Assinado pelos ex-chanceleres Fernando Henrique Cardoso, Aloysio Nunes Ferreira, Celso Amorim, Celso Lafer, Francisco Rezek e José Serra, o texto de desagravo a Maia diz que ele "foi o intérprete dos sentimentos do povo brasileiro ao constatar que tal visita, no momento em que faltam apenas 46 dias para a eleição presidencial norte-americana, não condiz com a boa prática diplomática internacional e afronta as tradições de autonomia e altivez de nossas políticas externa e de defesa". O mal estar causado pela visita é tamanho que Araújo foi convocado pela Comissão de Relações Exteriores do Senado para prestar esclarecimentos, na quinta-feira (24).

A união de antípodas como Amorim (chanceler de Itamar Franco e Lula) e Lafer (chanceler de Collor e FHC) sinaliza a necessidade de um projeto comum para barrarmos a visão neocolonial que Araújo, com o respaldo ostensivo de Bolsonaro, projeta ao Brasil e reiterou ao criticar Maia. Por mais que, como diz o presidente, seja necessário restaurar a democracia na Venezuela, tal processo não deve ser feito por imposição externa. Seus custos — a instabilidade constante do Oriente Médio está aí para nos provar — são altíssimos e abririam espaço a um eventual conflito militar, no qual teríamos grandes dificuldades perante as tropas de Maduro. Derrotados, cairíamos de vez no colo dos americanos.

De fato, mais que relegar o Brasil ao status de domínio americano, o governo Bolsonaro pode acabar nos transformando num eventual protetorado, termo aplicado a países que, em troca de determinadas obrigações, também cedem sua política externa e de defesa a uma potência, embora formalmente retenha sua soberania. Acredito, porém, que o termo domínio cabe melhor na situação atual, pois nossa defesa ainda está oficialmente em nossas mãos, não obstante a crescente preferência entre os militares pela manutenção da aproximação com os EUA como forma de se contrapor à ascensão chinesa, a qual — conforme já tinha argumentado neste espaço demandava, sim, uma reação brasileira, mas não nos moldes atuais. Qualquer aliança diplomática e militar tem de ampliar a soberania da nação em vez subjugá-la. Caso contrário, é melhor manter o status quo.

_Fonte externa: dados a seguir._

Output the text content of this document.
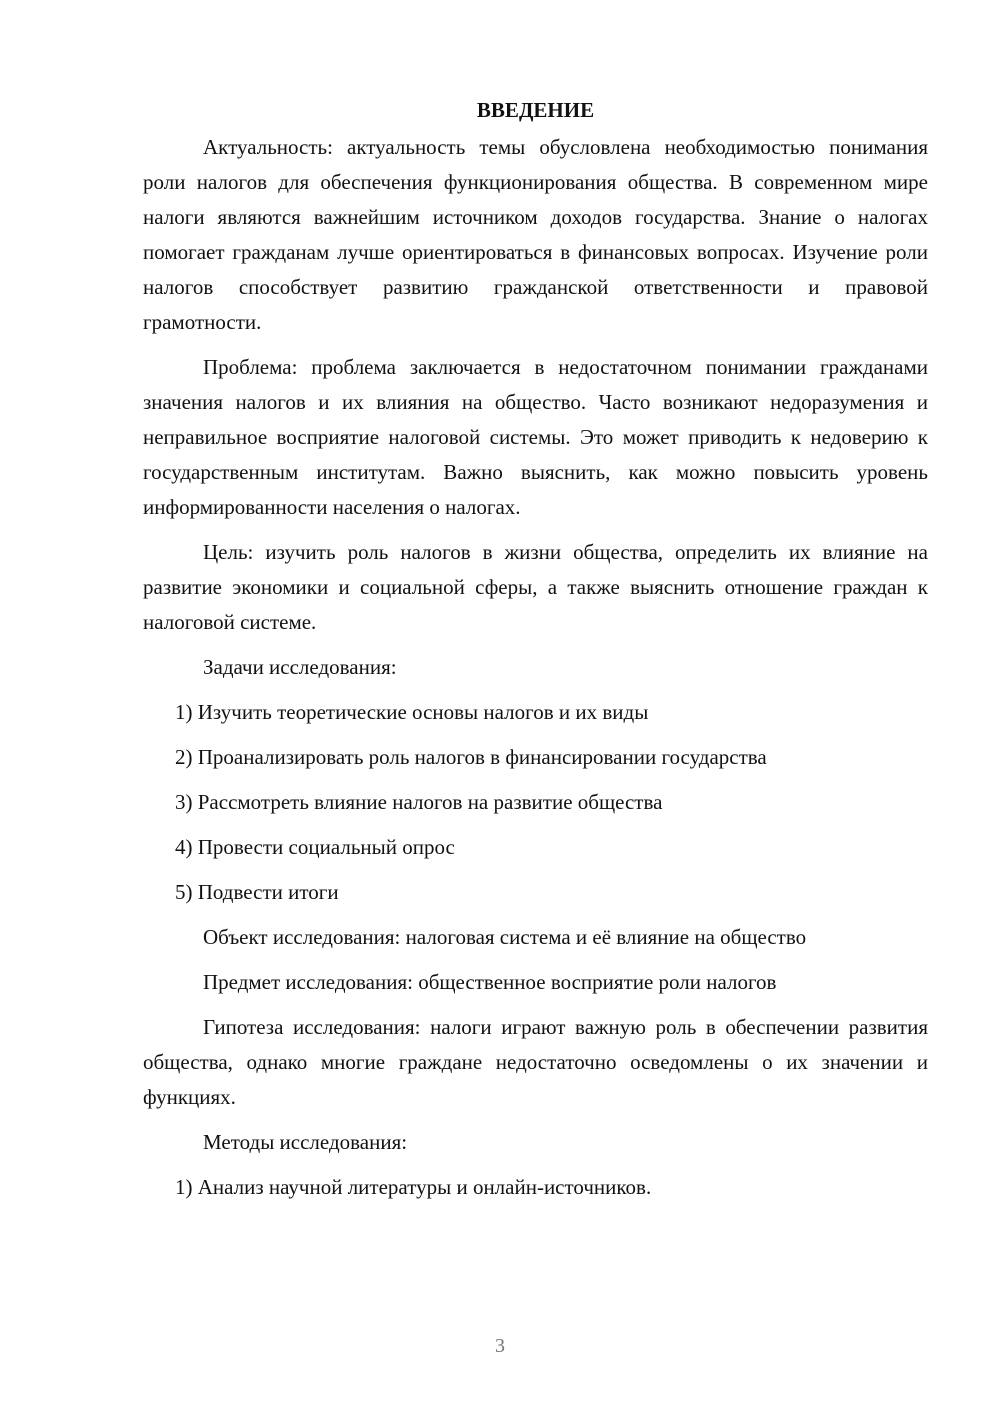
ВВЕДЕНИЕ

Актуальность: актуальность темы обусловлена необходимостью понимания роли налогов для обеспечения функционирования общества. В современном мире налоги являются важнейшим источником доходов государства. Знание о налогах помогает гражданам лучше ориентироваться в финансовых вопросах. Изучение роли налогов способствует развитию гражданской ответственности и правовой грамотности.

Проблема: проблема заключается в недостаточном понимании гражданами значения налогов и их влияния на общество. Часто возникают недоразумения и неправильное восприятие налоговой системы. Это может приводить к недоверию к государственным институтам. Важно выяснить, как можно повысить уровень информированности населения о налогах.

Цель: изучить роль налогов в жизни общества, определить их влияние на развитие экономики и социальной сферы, а также выяснить отношение граждан к налоговой системе.

Задачи исследования:
1) Изучить теоретические основы налогов и их виды
2) Проанализировать роль налогов в финансировании государства
3) Рассмотреть влияние налогов на развитие общества
4) Провести социальный опрос
5) Подвести итоги
Объект исследования: налоговая система и её влияние на общество
Предмет исследования: общественное восприятие роли налогов

Гипотеза исследования: налоги играют важную роль в обеспечении развития общества, однако многие граждане недостаточно осведомлены о их значении и функциях.

Методы исследования:
1) Анализ научной литературы и онлайн-источников.
3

Ademais, o termo domínio remete ao status original do Canadá, no Império Britânico. Diferentemente da Índia, por exemplo, as terras ao norte dos EUA não eram uma colônia, mas recebiam até o começo do século XX o status de domínio. O projeto Correlates of War, talvez a maior referência dos estudos quantitativos sobre segurança internacional, considera o Canadá independente de fato apenas a partir de 1920, embora o país remeta a 1867 sua formação e soberania.

De todo modo, o Canadá era visto como domínio — e não um protetorado ou colônia de fato — porque seu território tinha sido ocupado — ou, diríamos sob o ponto de vista dos povos nativos, invadido — por colonos britânicos, à exceção das áreas colonizadas por franceses, notadamente a atual província de Quebec. Ou seja, tais colonos eram claramente uma extensão político-cultural da sede do império onde o sol jamais se punha.

De maneira bizarra, o bolsonarismo nos enxerga assim: uma extensão político-cultural dos EUA dada nossa maioria cristã de mais de 80% da população — dos quais uma crescente parcela é evangélica—, além da inegável herança europeia. As semelhanças param por aí, haja vista óbvias diferenças nos legados do velho continente. Enquanto o mainstream estadunidense ainda ecoa o ideário WASP — sigla para branco, anglo-saxão e protestante —, nossas elites são filhas das tradições ibérica e católica que, na hierarquia europeia pós-Reforma e pós-Revolução Industrial, estaria material e simbolicamente abaixo dos europeus do norte.

Isso, claro, para não lembrar do óbvio: somos um país de maioria mestiça e/ou negra, diferentemente dos EUA, onde brancos perfazem mais de 60% da população. No 7 de setembro, Bolsonaro celebrou nossa mestiçagem. Porém, isso não significa reconhecimento da nossa diversidade, tampouco a reinvenção de nossa identidade nacional. Pelo contrário, trata-se de uma não identidade, sem qualquer lastro histórico, sem um projeto de nação — apenas de subordinação a um ideal civilizatório — estadunidense — que tampouco existe.

De todo modo, Bolsonaro busca um "branqueamento" do Brasil ao enfatizar que seu governo é cristão, tal como ocorreu na reunião com líderes evangélicos, divulgada em vídeo ao som de Hallelujah, canção do poeta canadense de origem judaica Leonard Cohen, que, metaforicamente, descreve uma relação sexual-amorosa.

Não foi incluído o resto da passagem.